La poésie est le noyau dur de son œuvre.
Son amour de Nerval se traduit par un recueil de sonnets En vrac mon petit Nerval, où malices et folies s’enjambent.
Texte en main, mais par cœur et debout, le comédien Pascal Omhovère arpente le romantisme exacerbé de Nerval
réactivé par Bernard Chambaz, et personnifie cette rencontre entre un poète du XXème et le champion de la chimère du XIXème siècle.
2/ BERTRAND
Aloysius Bertrand est quant à lui un poète méconnu de la moitié du XIXème siècle. Poète obscur, poète de la nuit, auteur de Gaspard de la nuit, sous-titré Fantaisies à la manière de Rembrandt et de Callot, recueil de courts poèmes publié à titre posthume en 1842.
Un peu comme dans l’art de la chanson, prose et poésie s’allient ici d’une manière nouvelle : il n’y a plus de différence entre elles, alors que les tableaux ésotériques se suivent, nourris par le clair-obscur de la peinture de Rembrandt.
Aloysius Bertrand murmure à nos oreilles comme à celles de Baudelaire ou de Maurice Ravel.
Au fil de l’inspiration d’Aloysius, Et je me demande si je veille ou si je dors, questionne comme dans un rêve la Foire de Beaucaire, qui rassemblait, souffle un vieillard au jeune poète, avant la Révolution française, une foule considérable chaque mois de juillet ; un peu comme le Festival de théâtre d’Avignon aujourd’hui…

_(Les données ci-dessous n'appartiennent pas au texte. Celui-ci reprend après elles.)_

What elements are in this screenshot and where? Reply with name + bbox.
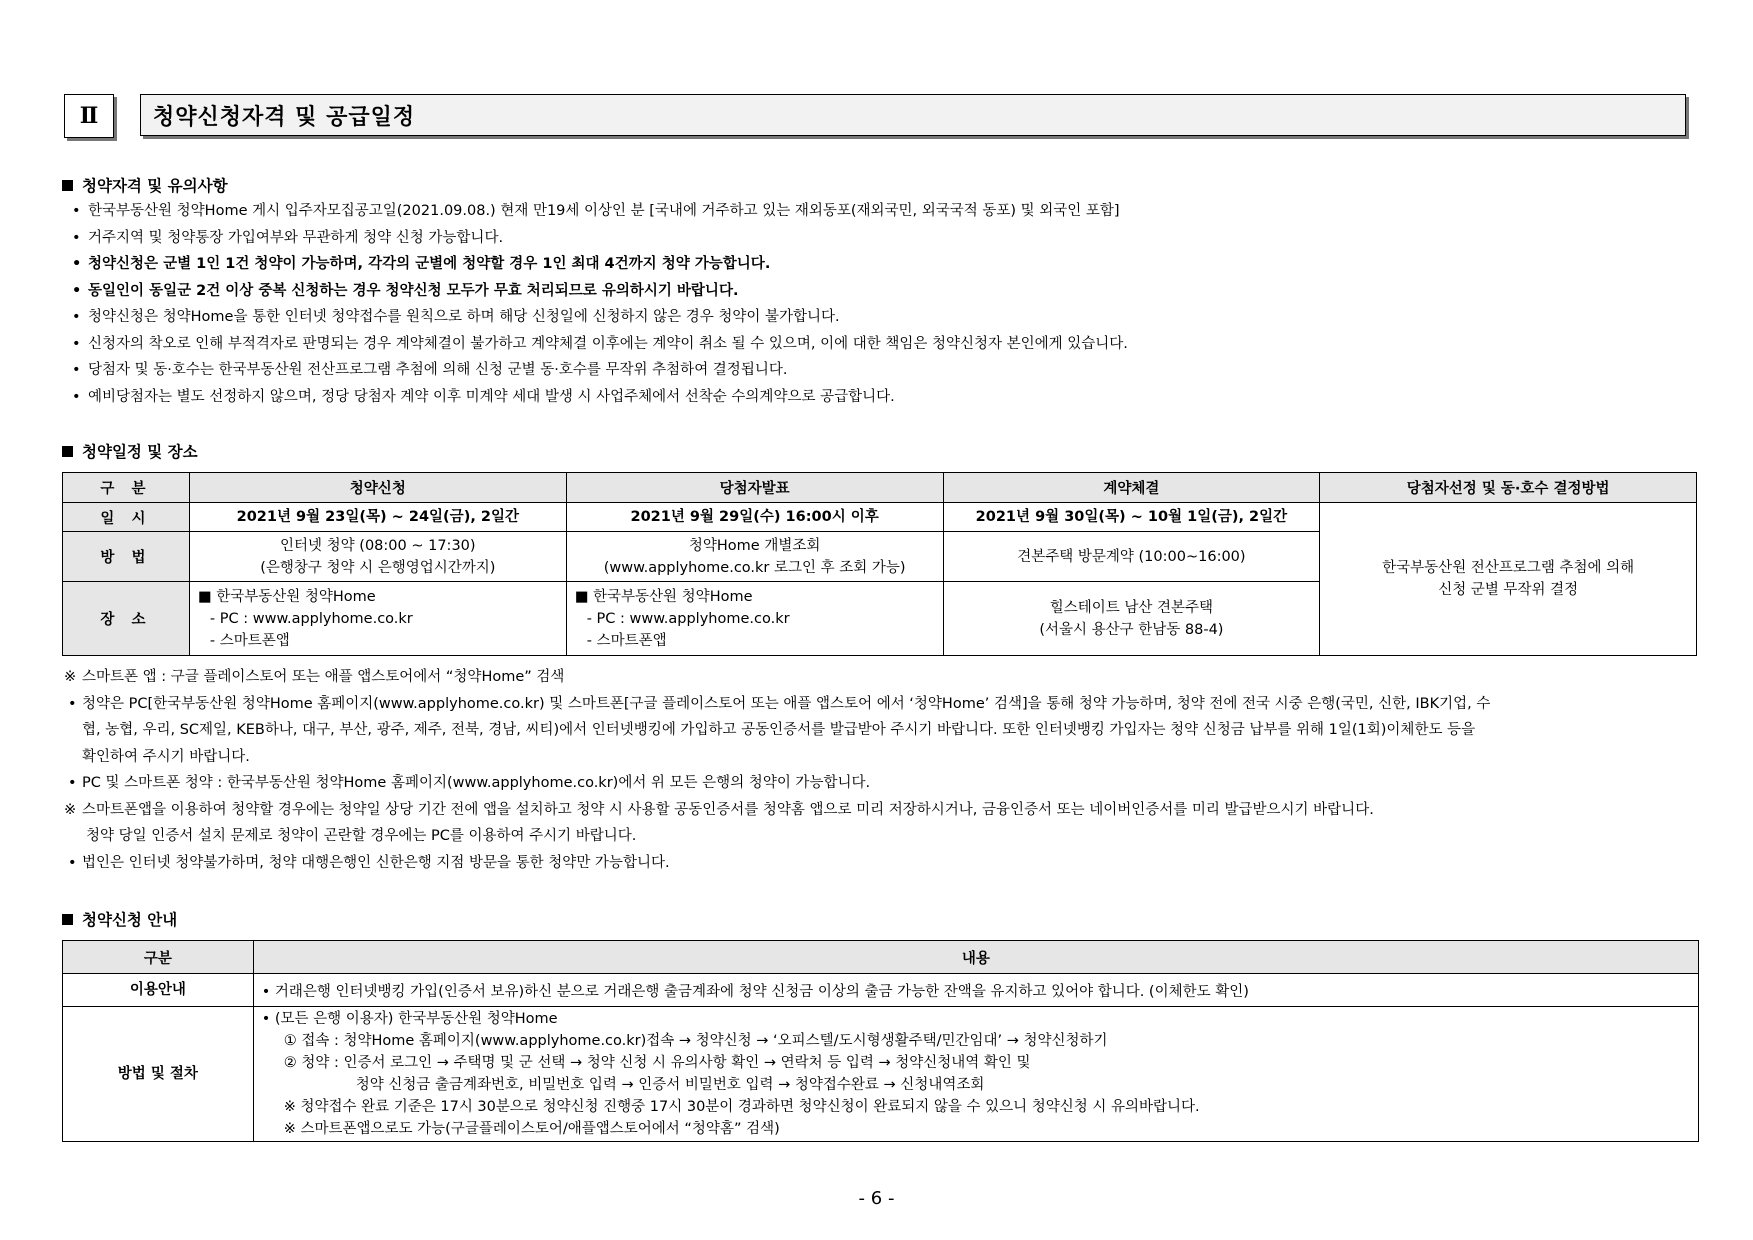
qualification-item: • 예비당첨자는 별도 선정하지 않으며, 정당 당첨자 계약 이후 미계약 세대 발생 시 사업주체에서 선착순 수의계약으로 공급합니다. [72, 384, 1712, 411]
announce-place-line: - 스마트폰앱 [586, 632, 667, 649]
guide-usage-row [63, 974, 1699, 1007]
contract-date: 2021년 9월 30일(목) ~ 10월 1일(금), 2일간 [943, 503, 1320, 532]
selection-method [1320, 503, 1697, 656]
bullet-icon: • [68, 695, 77, 712]
apply-method [189, 532, 566, 582]
qualification-item: • 신청자의 착오로 인해 부적격자로 판명되는 경우 계약체결이 불가하고 계약체결 이후에는 계약이 취소 될 수 있으며, 이에 대한 책임은 청약신청자 본인에게 있습니다. [72, 331, 1712, 358]
section-number: Ⅱ [64, 94, 114, 138]
qualification-list [72, 198, 1712, 410]
schedule-heading-text: 청약일정 및 장소 [82, 443, 198, 461]
schedule-header-row [63, 473, 1697, 503]
note-pc-smartphone [64, 770, 1704, 797]
note-bank-signup-cont: 확인하여 주시기 바랍니다. [82, 748, 250, 765]
selection-method-line: 신청 군별 무작위 결정 [1438, 582, 1579, 598]
qualification-heading-text: 청약자격 및 유의사항 [82, 177, 228, 195]
procedure-line: ② 청약 : 인증서 로그인 → 주택명 및 군 선택 → 청약 신청 시 유의사항 확인 → 연락처 등 입력 → 청약신청내역 확인 및 [283, 1055, 1031, 1071]
announce-method [566, 532, 943, 582]
announce-method-line: 청약Home 개별조회 [688, 537, 821, 554]
apply-place-line: - PC : www.applyhome.co.kr [209, 610, 413, 627]
contract-place [943, 582, 1320, 656]
contract-place-line: (서울시 용산구 한남동 88-4) [1039, 621, 1224, 638]
schedule-header-announce: 당첨자발표 [566, 473, 943, 503]
usage-label: 이용안내 [63, 974, 254, 1007]
bullet-icon: • [68, 854, 77, 871]
announce-place-line: ■ 한국부동산원 청약Home [574, 588, 753, 605]
note-text: 스마트폰 앱 : 구글 플레이스토어 또는 애플 앱스토어에서 “청약Home” 검색 [82, 669, 565, 685]
apply-place-line: - 스마트폰앱 [209, 632, 290, 649]
announce-place-line: - PC : www.applyhome.co.kr [586, 610, 790, 627]
section-header [64, 94, 1689, 138]
procedure-line: 청약 신청금 출금계좌번호, 비밀번호 입력 → 인증서 비밀번호 입력 → 청약접수완료 → 신청내역조회 [355, 1077, 985, 1093]
guide-header-row [63, 941, 1699, 974]
schedule-header-contract: 계약체결 [943, 473, 1320, 503]
announce-method-line: (www.applyhome.co.kr 로그인 후 조회 가능) [603, 559, 906, 576]
method-row-label: 방 법 [63, 532, 190, 582]
apply-place-line: ■ 한국부동산원 청약Home [197, 588, 376, 605]
procedure-line: ① 접속 : 청약Home 홈페이지(www.applyhome.co.kr)접속 → 청약신청 → ‘오피스텔/도시형생활주택/민간임대’ → 청약신청하기 [283, 1033, 1108, 1049]
procedure-content [253, 1007, 1698, 1142]
note-bank-signup [64, 691, 1704, 718]
guide-heading [62, 908, 177, 930]
schedule-date-row [63, 503, 1697, 532]
announce-date: 2021년 9월 29일(수) 16:00시 이후 [566, 503, 943, 532]
guide-header-content: 내용 [253, 941, 1698, 974]
date-row-label: 일 시 [63, 503, 190, 532]
bullet-icon: • [68, 775, 77, 791]
note-corporation [64, 850, 1704, 877]
apply-method-line: 인터넷 청약 (08:00 ~ 17:30) [280, 537, 476, 554]
apply-date: 2021년 9월 23일(목) ~ 24일(금), 2일간 [189, 503, 566, 532]
note-text: PC 및 스마트폰 청약 : 한국부동산원 청약Home 홈페이지(www.applyhome.co.kr)에서 위 모든 은행의 청약이 가능합니다. [82, 775, 871, 791]
qualification-item: • 거주지역 및 청약통장 가입여부와 무관하게 청약 신청 가능합니다. [72, 225, 1712, 252]
schedule-header-category: 구 분 [63, 473, 190, 503]
qualification-item: • 당첨자 및 동·호수는 한국부동산원 전산프로그램 추첨에 의해 신청 군별 동·호수를 무작위 추첨하여 결정됩니다. [72, 357, 1712, 384]
note-smartphone-cert [64, 797, 1704, 824]
schedule-notes [64, 664, 1704, 876]
announce-place [566, 582, 943, 656]
square-bullet-icon [62, 180, 73, 191]
guide-table [62, 940, 1699, 1142]
selection-method-line: 한국부동산원 전산프로그램 추첨에 의해 [1382, 560, 1635, 576]
square-bullet-icon [62, 446, 73, 457]
qualification-item: • 동일인이 동일군 2건 이상 중복 신청하는 경우 청약신청 모두가 무효 처리되므로 유의하시기 바랍니다. [72, 278, 1712, 305]
procedure-line: ※ 스마트폰앱으로도 가능(구글플레이스토어/애플앱스토어에서 “청약홈” 검색) [283, 1121, 780, 1137]
apply-method-line: (은행창구 청약 시 은행영업시간까지) [260, 559, 496, 576]
place-row-label: 장 소 [63, 582, 190, 656]
procedure-line: ※ 청약접수 완료 기준은 17시 30분으로 청약신청 진행중 17시 30분이 경과하면 청약신청이 완료되지 않을 수 있으니 청약신청 시 유의바랍니다. [283, 1099, 1200, 1115]
note-bank-signup-cont: 협, 농협, 우리, SC제일, KEB하나, 대구, 부산, 광주, 제주, 전북, 경남, 씨티)에서 인터넷뱅킹에 가입하고 공동인증서를 발급받아 주시기 바랍니다. 또한 인터넷뱅킹 가입자는 청약 신청금 납부를 위해 1일(1회)이체한도 등을 [82, 722, 1476, 738]
section-title: 청약신청자격 및 공급일정 [140, 94, 1686, 136]
qualification-item: • 청약신청은 군별 1인 1건 청약이 가능하며, 각각의 군별에 청약할 경우 1인 최대 4건까지 청약 가능합니다. [72, 251, 1712, 278]
qualification-item: • 청약신청은 청약Home을 통한 인터넷 청약접수를 원칙으로 하며 해당 신청일에 신청하지 않은 경우 청약이 불가합니다. [72, 304, 1712, 331]
usage-text: • 거래은행 인터넷뱅킹 가입(인증서 보유)하신 분으로 거래은행 출금계좌에 청약 신청금 이상의 출금 가능한 잔액을 유지하고 있어야 합니다. (이체한도 확인) [253, 974, 1698, 1007]
note-text: 청약은 PC[한국부동산원 청약Home 홈페이지(www.applyhome.co.kr) 및 스마트폰[구글 플레이스토어 또는 애플 앱스토어 에서 ‘청약Home’ 검색]을 통해 청약 가능하며, 청약 전에 전국 시중 은행(국민, 신한, IBK기업, 수 [82, 695, 1491, 712]
schedule-table [62, 472, 1697, 656]
contract-place-line: 힐스테이트 남산 견본주택 [1049, 599, 1214, 616]
reference-mark-icon: ※ [64, 801, 77, 818]
procedure-label: 방법 및 절차 [63, 1007, 254, 1142]
contract-method: 견본주택 방문계약 (10:00~16:00) [943, 532, 1320, 582]
procedure-line: • (모든 은행 이용자) 한국부동산원 청약Home [261, 1011, 558, 1027]
reference-mark-icon: ※ [64, 669, 77, 685]
note-text: 스마트폰앱을 이용하여 청약할 경우에는 청약일 상당 기간 전에 앱을 설치하고 청약 시 사용할 공동인증서를 청약홈 앱으로 미리 저장하시거나, 금융인증서 또는 네이버인증서를 미리 발급받으시기 바랍니다. [82, 801, 1374, 818]
guide-heading-text: 청약신청 안내 [82, 911, 178, 929]
page-number: - 6 - [858, 1188, 895, 1209]
note-text: 법인은 인터넷 청약불가하며, 청약 대행은행인 신한은행 지점 방문을 통한 청약만 가능합니다. [82, 854, 670, 871]
schedule-heading [62, 440, 198, 462]
qualification-item: • 한국부동산원 청약Home 게시 입주자모집공고일(2021.09.08.) 현재 만19세 이상인 분 [국내에 거주하고 있는 재외동포(재외국민, 외국국적 동포) 및 외국인 포함] [72, 198, 1712, 225]
guide-procedure-row [63, 1007, 1699, 1142]
apply-place [189, 582, 566, 656]
schedule-header-selection: 당첨자선정 및 동·호수 결정방법 [1320, 473, 1697, 503]
note-smartphone-app [64, 664, 1704, 691]
note-smartphone-cert-cont: 청약 당일 인증서 설치 문제로 청약이 곤란할 경우에는 PC를 이용하여 주시기 바랍니다. [86, 828, 637, 844]
qualification-heading [62, 174, 228, 196]
square-bullet-icon [62, 914, 73, 925]
schedule-header-apply: 청약신청 [189, 473, 566, 503]
guide-header-category: 구분 [63, 941, 254, 974]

Jeanne Gabrielle, chanteuse infinie, relève ce défi de faire se parler ici sa poésie et ses chansons nocturnes, ainsi que ses reprises de Pétula Clark et de Barbara, et la poésie noire d’Aloysius Bertrand…
3/ BERNHARDT
Après la guerre contre l’Allemagne et la Commune de Paris, le jardin des Tuileries est en ruine mais des montgolfières d’abord captives puis libres à tous vents, se dressent et s’élèvent : le XIXème siècle s’achève en prenant son envol… Sarah Bernhardt prend des risques, elle nourrit son travail de comédienne en allant respirer là-haut, en peignant, en sculptant, en quadruplant, en quintuplant sa vie éprouvée au présent, un présent actif, construit dans une rencontre perpétuelle avec toutes les altérités…
Aborder le monde ultra sensoriel et animiste de Sarah Bernhardt constitue notre ultime pari chimérique…
Dans les nuages, texte de jeunesse, relate donc le voyage en montgolfière d’une simple chaise.
L’art de se perdre, ne plus savoir qui parle, faire fi de tout poids, s’effondrer et resurgir, c’est ce qu’expérimentent six comédiennes, texte en main : Joëlle Garcia, Isabelle Jeannot, Amélia Gutierrez, Norma Cipelli, Claire Le Boucher, Christiane Salvarelli parlent d’une seule voix alors que Sarah Bernhardt nous entraîne dans un maelström de sensations déclinées en une partition où un corps singulier prend vie.
UNE FAROUCHE LIBERTÉ
Ce travail a succédé à une lecture jouée en 2020 à SCOPA (par onze comédiennes et un comédien) de la pièce Sept minutes de l’auteur contemporain milanais Stefano Massini, -pièce relatant le combat intérieur de onze employées représentantes du personnel d’une usine de textile pour préserver ou non sept minutes de leur temps de pause quotidien-
Le vendredi 24 septembre 2021 à 19h, une partie des lecteur-trices de la distribution de la pièce Sept minutes s'est emparée d’extraits du livre d’entretiens Une Farouche liberté, dernier opus de Gisèle Halimi, paru aux éditions Grasset, livre sonnant comme « dernier témoin » du labeur intense de Gisèle Halimi, interrogée par Annick Cojean, en particulier -et comme en urgence absolue- sur la question de la condition féminine.